Dresselered, I don't know if the carbon provides a conductive path or becomes an insulator. As an electrical engineer, I find it hard to believe that the soot or haze can affect these things, but they are sensitive. Very sensitive. I have never seen specs on what coatings do to them and have never worked in an environment where the thermistors getting dirty was a problem. All of this is speculation on my part where I'm seeing something and trying to figure out what the cause is. I get over 21 mpg most of the time and I believe (again I'm speculating) that it is a combination of small things I've done rather than one big fix. Changing my IAT was one of them. Cleaning mine didn't do very much but it did a little. One more observation so you get the whole picture. When I first went to clean mine, I put the socket on the sensor, got the extension in and snapped in the ratchet. It took almost zero pressure to turn the sensor. When I put it back in, I snugged it up good to seat the O ring. That probably helped, too.

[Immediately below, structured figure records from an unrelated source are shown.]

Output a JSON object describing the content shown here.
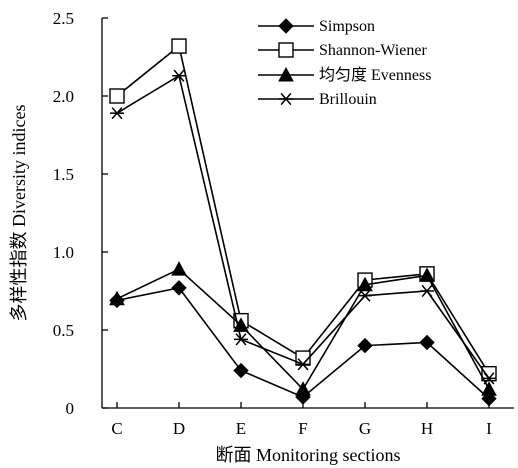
{
  "chart_data": {
    "type": "line",
    "title": "",
    "xlabel": "断面 Monitoring sections",
    "ylabel": "多样性指数 Diversity indices",
    "categories": [
      "C",
      "D",
      "E",
      "F",
      "G",
      "H",
      "I"
    ],
    "ylim": [
      0,
      2.5
    ],
    "yticks": [
      "0",
      "0.5",
      "1.0",
      "1.5",
      "2.0",
      "2.5"
    ],
    "grid": false,
    "legend_position": "top-right",
    "series": [
      {
        "name": "Simpson",
        "marker": "diamond-filled",
        "values": [
          0.69,
          0.77,
          0.24,
          0.07,
          0.4,
          0.42,
          0.06
        ]
      },
      {
        "name": "Shannon-Wiener",
        "marker": "square-open",
        "values": [
          2.0,
          2.32,
          0.56,
          0.32,
          0.82,
          0.86,
          0.22
        ]
      },
      {
        "name": "均匀度 Evenness",
        "marker": "triangle-filled",
        "values": [
          0.7,
          0.89,
          0.53,
          0.12,
          0.79,
          0.85,
          0.12
        ]
      },
      {
        "name": "Brillouin",
        "marker": "asterisk",
        "values": [
          1.89,
          2.13,
          0.44,
          0.28,
          0.72,
          0.75,
          0.19
        ]
      }
    ]
  }
}
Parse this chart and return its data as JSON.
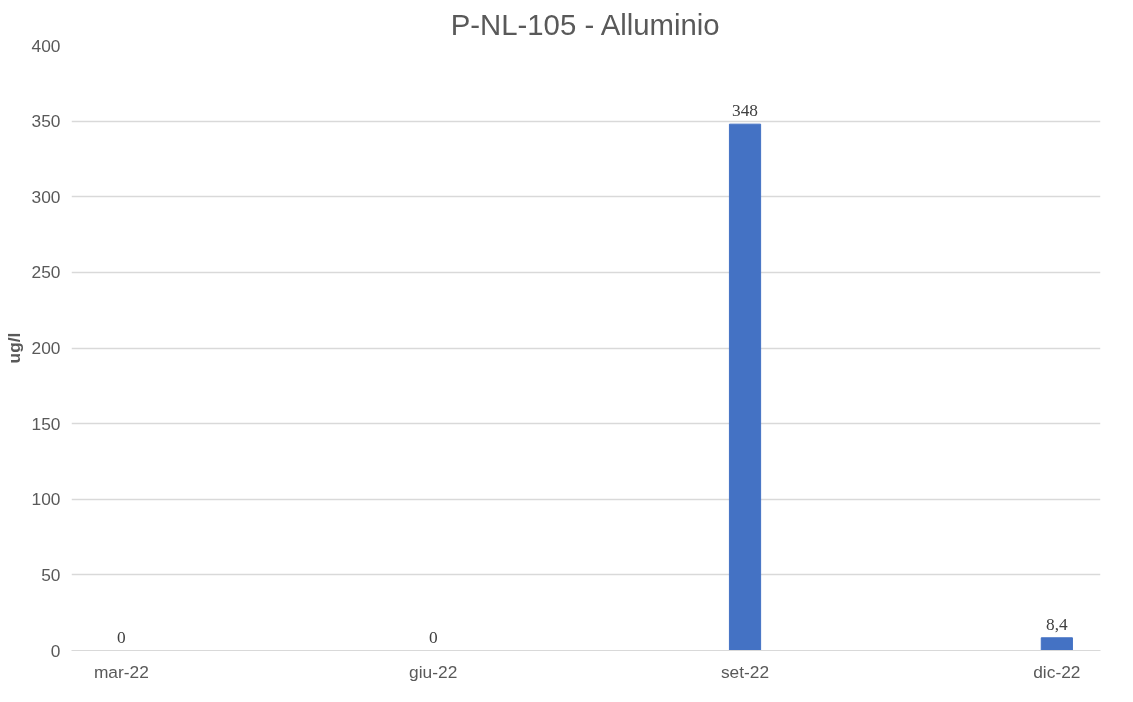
{
  "chart_data": {
    "type": "bar",
    "title": "P-NL-105 - Alluminio",
    "ylabel": "ug/l",
    "categories": [
      "mar-22",
      "giu-22",
      "set-22",
      "dic-22"
    ],
    "values": [
      0,
      0,
      348,
      8.4
    ],
    "value_labels": [
      "0",
      "0",
      "348",
      "8,4"
    ],
    "color": "#4472c4",
    "ylim": [
      0,
      400
    ],
    "yticks": [
      0,
      50,
      100,
      150,
      200,
      250,
      300,
      350,
      400
    ],
    "grid": "y"
  }
}
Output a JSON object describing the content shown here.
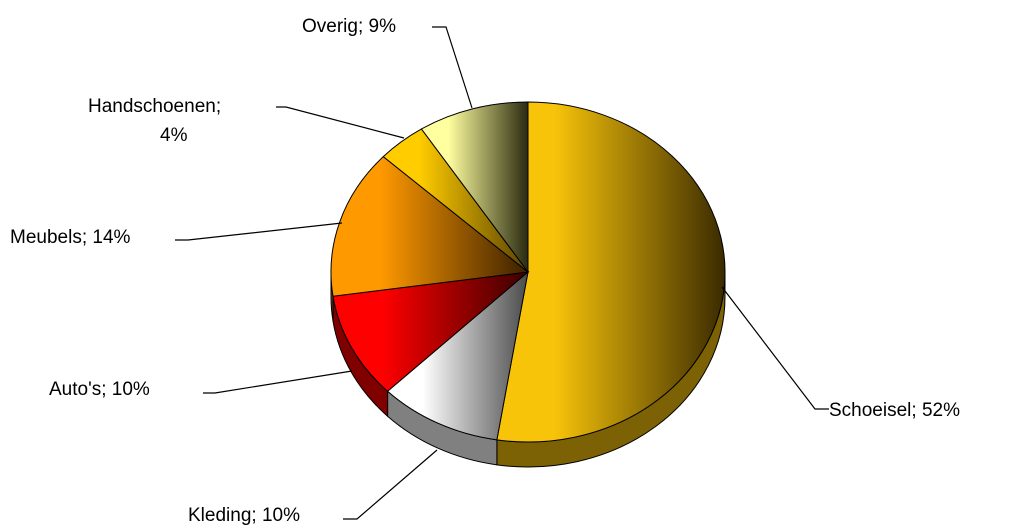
{
  "chart_data": {
    "type": "pie",
    "style": "3d",
    "title": "",
    "slices": [
      {
        "category": "Schoeisel",
        "value": 52,
        "label": "Schoeisel; 52%",
        "color": "#f8c40a",
        "dark": "#3a2a00"
      },
      {
        "category": "Kleding",
        "value": 10,
        "label": "Kleding; 10%",
        "color": "#ffffff",
        "dark": "#4a4a4a"
      },
      {
        "category": "Auto's",
        "value": 10,
        "label": "Auto's; 10%",
        "color": "#ff0000",
        "dark": "#3a0000"
      },
      {
        "category": "Meubels",
        "value": 14,
        "label": "Meubels; 14%",
        "color": "#ff9900",
        "dark": "#3a2000"
      },
      {
        "category": "Handschoenen",
        "value": 4,
        "label_lines": [
          "Handschoenen;",
          "4%"
        ],
        "color": "#ffcc00",
        "dark": "#5a4200"
      },
      {
        "category": "Overig",
        "value": 9,
        "label": "Overig; 9%",
        "color": "#ffffa0",
        "dark": "#2a2a10"
      }
    ],
    "legend": "none",
    "data_labels": "outside with leader lines"
  }
}
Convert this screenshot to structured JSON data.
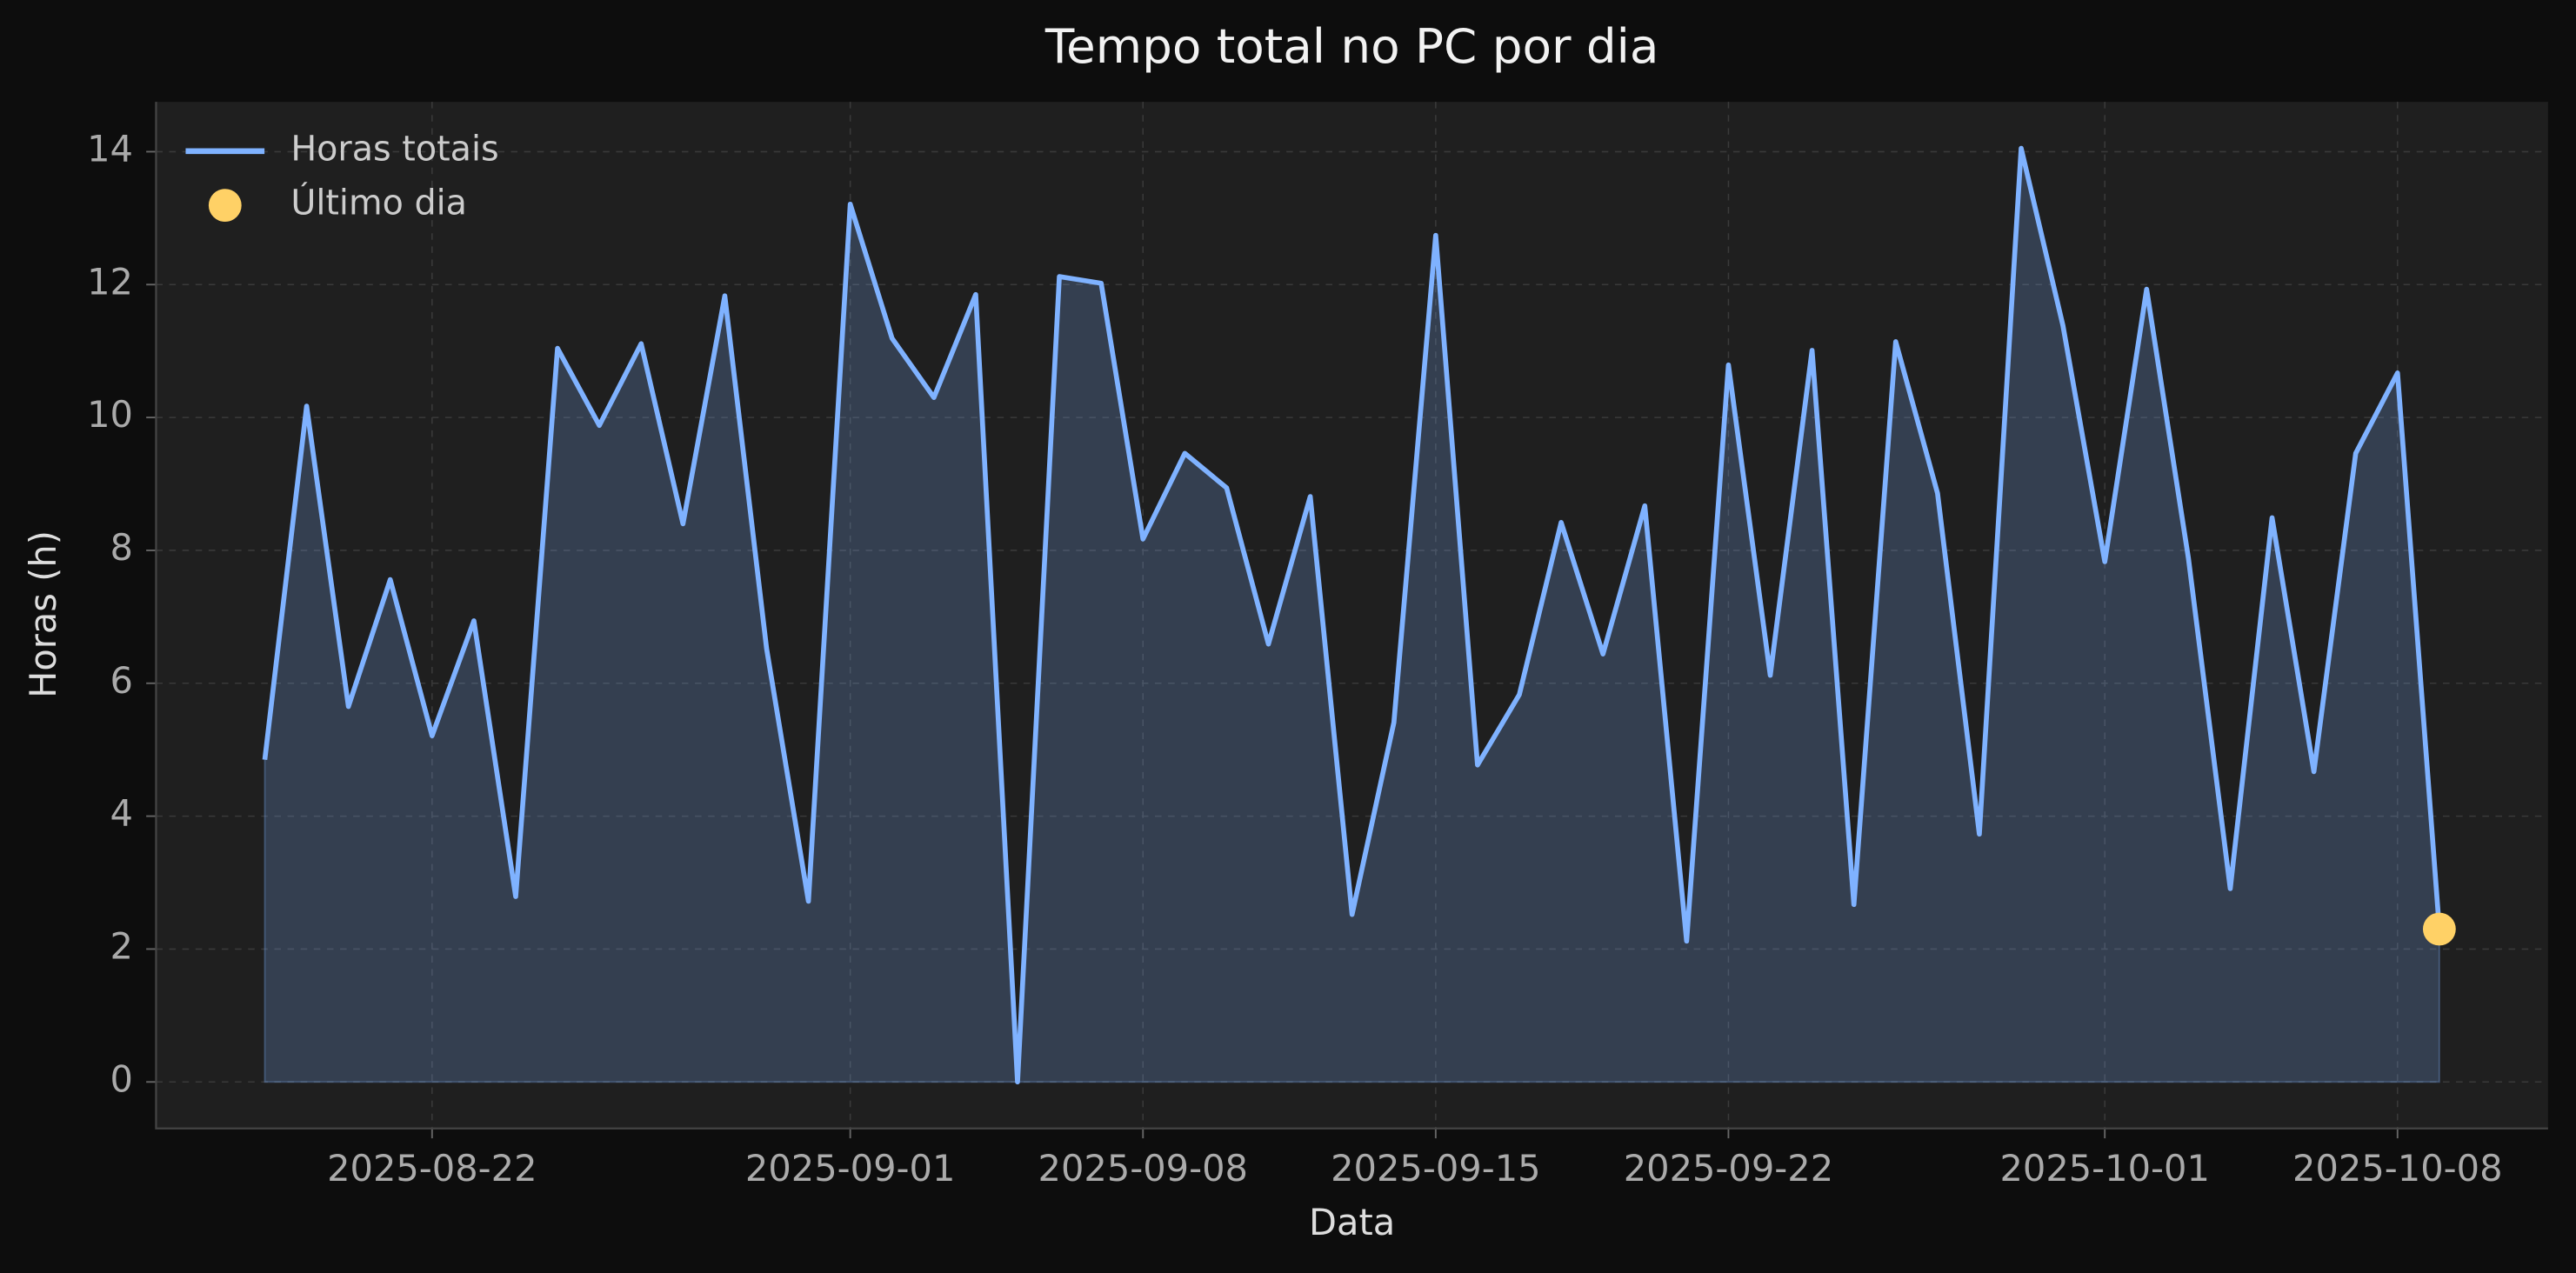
{
  "chart_data": {
    "type": "line",
    "title": "Tempo total no PC por dia",
    "xlabel": "Data",
    "ylabel": "Horas (h)",
    "x": [
      "2025-08-18",
      "2025-08-19",
      "2025-08-20",
      "2025-08-21",
      "2025-08-22",
      "2025-08-23",
      "2025-08-24",
      "2025-08-25",
      "2025-08-26",
      "2025-08-27",
      "2025-08-28",
      "2025-08-29",
      "2025-08-30",
      "2025-08-31",
      "2025-09-01",
      "2025-09-02",
      "2025-09-03",
      "2025-09-04",
      "2025-09-05",
      "2025-09-06",
      "2025-09-07",
      "2025-09-08",
      "2025-09-09",
      "2025-09-10",
      "2025-09-11",
      "2025-09-12",
      "2025-09-13",
      "2025-09-14",
      "2025-09-15",
      "2025-09-16",
      "2025-09-17",
      "2025-09-18",
      "2025-09-19",
      "2025-09-20",
      "2025-09-21",
      "2025-09-22",
      "2025-09-23",
      "2025-09-24",
      "2025-09-25",
      "2025-09-26",
      "2025-09-27",
      "2025-09-28",
      "2025-09-29",
      "2025-09-30",
      "2025-10-01",
      "2025-10-02",
      "2025-10-03",
      "2025-10-04",
      "2025-10-05",
      "2025-10-06",
      "2025-10-07",
      "2025-10-08",
      "2025-10-09"
    ],
    "series": [
      {
        "name": "Horas totais",
        "color": "#7fb2ff",
        "fill": true,
        "values": [
          4.85,
          10.17,
          5.65,
          7.56,
          5.21,
          6.94,
          2.79,
          11.04,
          9.88,
          11.11,
          8.4,
          11.83,
          6.52,
          2.72,
          13.21,
          11.19,
          10.3,
          11.85,
          0,
          12.12,
          12.02,
          8.17,
          9.46,
          8.94,
          6.59,
          8.81,
          2.52,
          5.41,
          12.74,
          4.77,
          5.83,
          8.42,
          6.44,
          8.67,
          2.12,
          10.79,
          6.12,
          11.01,
          2.67,
          11.14,
          8.86,
          3.73,
          14.05,
          11.38,
          7.83,
          11.93,
          7.88,
          2.91,
          8.49,
          4.67,
          9.46,
          10.67,
          2.3
        ]
      },
      {
        "name": "Último dia",
        "color": "#ffd166",
        "type": "scatter",
        "x": [
          "2025-10-09"
        ],
        "values": [
          2.3
        ]
      }
    ],
    "xlim": [
      "2025-08-15T09:36",
      "2025-10-11T14:24"
    ],
    "ylim": [
      -0.7,
      14.75
    ],
    "xticks": [
      "2025-08-22",
      "2025-09-01",
      "2025-09-08",
      "2025-09-15",
      "2025-09-22",
      "2025-10-01",
      "2025-10-08"
    ],
    "yticks": [
      0,
      2,
      4,
      6,
      8,
      10,
      12,
      14
    ],
    "grid": true,
    "legend": "upper left"
  }
}
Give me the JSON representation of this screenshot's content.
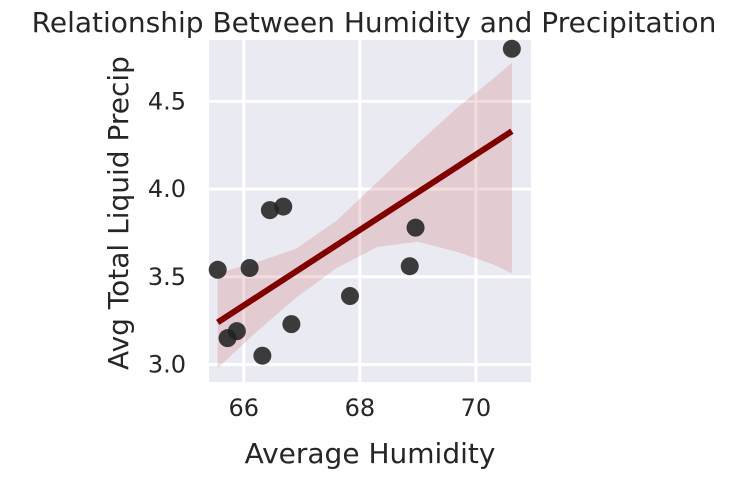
{
  "chart_data": {
    "type": "scatter",
    "title": "Relationship Between Humidity and Precipitation",
    "xlabel": "Average Humidity",
    "ylabel": "Avg Total Liquid Precip",
    "xlim": [
      65.4,
      70.95
    ],
    "ylim": [
      2.9,
      4.85
    ],
    "xticks": [
      66,
      68,
      70
    ],
    "yticks": [
      3.0,
      3.5,
      4.0,
      4.5
    ],
    "xtick_labels": [
      "66",
      "68",
      "70"
    ],
    "ytick_labels": [
      "3.0",
      "3.5",
      "4.0",
      "4.5"
    ],
    "grid": true,
    "points": [
      {
        "x": 65.55,
        "y": 3.54
      },
      {
        "x": 65.72,
        "y": 3.15
      },
      {
        "x": 65.88,
        "y": 3.19
      },
      {
        "x": 66.1,
        "y": 3.55
      },
      {
        "x": 66.32,
        "y": 3.05
      },
      {
        "x": 66.45,
        "y": 3.88
      },
      {
        "x": 66.68,
        "y": 3.9
      },
      {
        "x": 66.82,
        "y": 3.23
      },
      {
        "x": 67.83,
        "y": 3.39
      },
      {
        "x": 68.86,
        "y": 3.56
      },
      {
        "x": 68.96,
        "y": 3.78
      },
      {
        "x": 70.62,
        "y": 4.8
      }
    ],
    "regression": {
      "x_range": [
        65.55,
        70.62
      ],
      "y_start": 3.24,
      "y_end": 4.33
    },
    "confidence_band": [
      {
        "x": 65.55,
        "lo": 2.98,
        "hi": 3.52
      },
      {
        "x": 66.2,
        "lo": 3.18,
        "hi": 3.58
      },
      {
        "x": 66.9,
        "lo": 3.38,
        "hi": 3.66
      },
      {
        "x": 67.6,
        "lo": 3.55,
        "hi": 3.82
      },
      {
        "x": 68.3,
        "lo": 3.67,
        "hi": 4.04
      },
      {
        "x": 69.0,
        "lo": 3.7,
        "hi": 4.26
      },
      {
        "x": 69.7,
        "lo": 3.64,
        "hi": 4.47
      },
      {
        "x": 70.3,
        "lo": 3.57,
        "hi": 4.63
      },
      {
        "x": 70.62,
        "lo": 3.52,
        "hi": 4.72
      }
    ],
    "colors": {
      "background": "#EAEAF2",
      "grid": "#FFFFFF",
      "points": "#222222",
      "regression_line": "#800000",
      "confidence_band": "#C44E52"
    }
  }
}
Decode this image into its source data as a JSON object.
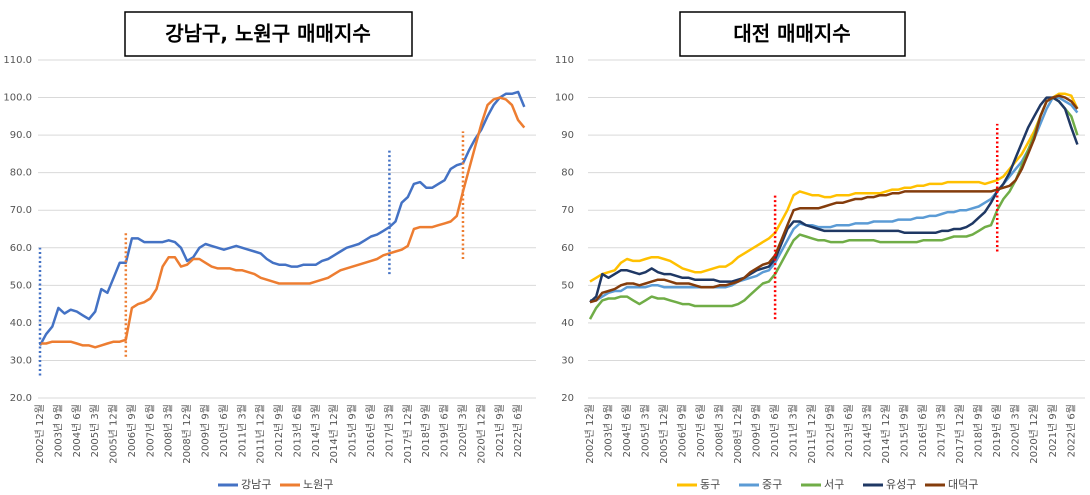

Pit Bull, I check mine at 20K. I think it can tell you alot by looking at it. For instance, if you run a oiled air filter, that will definitely affect the performance of the IAT if oil is getting on it. All the ones I've looked at without the E Brake have a brown haze like spark plugs get. Be careful not to break the thermistor off during cleaning. E Brake ones I've seen actually have a coating of black soot. I used brake cleaner and Q tips and it cleaned right up.
Dresselered, that makes me think. I wonder if the haze builds a "track" between the leads down inside the protective case and possibly changes the resistance. The haze track may be conductive enough to change the resistance. Don't know. And you can't get down in there to see.